Furthermore, as much of who we are relates to where we are born and raised, Flock west is also a response to the rapidly changing landscape.  Auckland in particular, is experiencing housing problems and increasing traffic congestion, which may lead to a greater number of highrise apartments in the suburbs and less space for habitats.  Through using creatures such as birds which all New Zealanders can identify with, Hastings-McFall emphasises what can be lost.  Let’s hope the calls of our native birds never becomes a rarity.  A tranquil, insightful exhibition, not to be missed.

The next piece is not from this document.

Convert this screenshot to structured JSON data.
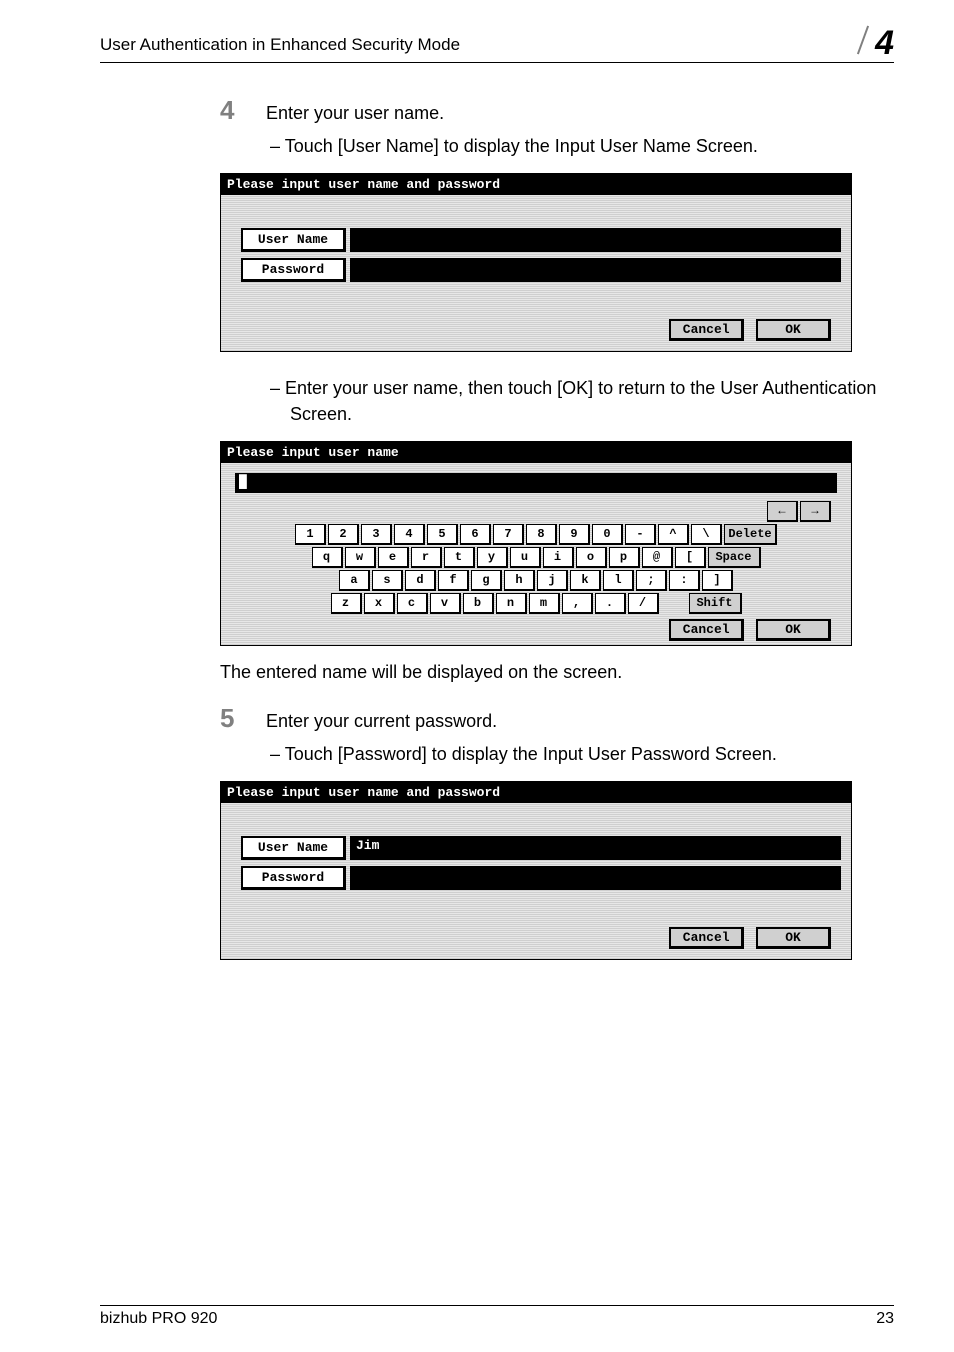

Flock west is exhibiting at Corban Estate Arts Centre, Henderson until Sunday 6th September 2015.  Public programmes include:

  • An artists’ floor talk on Saturday 29th August, 11am where Hastings-McFall will discuss her works along with fellow exhibitors Leon van de Eijkel and Jeff Thomson.
  • Saturday Gallery Club #7 (free for families with kids aged 4 +) on Saturday 8th August 10:30am-12pm, where they can make hand cut stickers of bird shapes out of reflective vinyl.

For more info on the exhibition and Hastings-McFall’s art, please click on the links to Corban Estate and Whitespace:

Some other great links are the Twelve Questions article in the NZ Herald and a Radio NZ clip from earlier this year:


[1] Ana Samways, ‘Twelve Questions: Niki Hastings-McFall,’ New Zealand Herald, January 29, 2015.

[2] Niki Hastings-McFall, Flock exhibition statement, Whitespace Contemporary Art, 2015, quoted in Kathryn Tsui, Flock west exhibition statement, Corban Estate Arts Centre, 2015.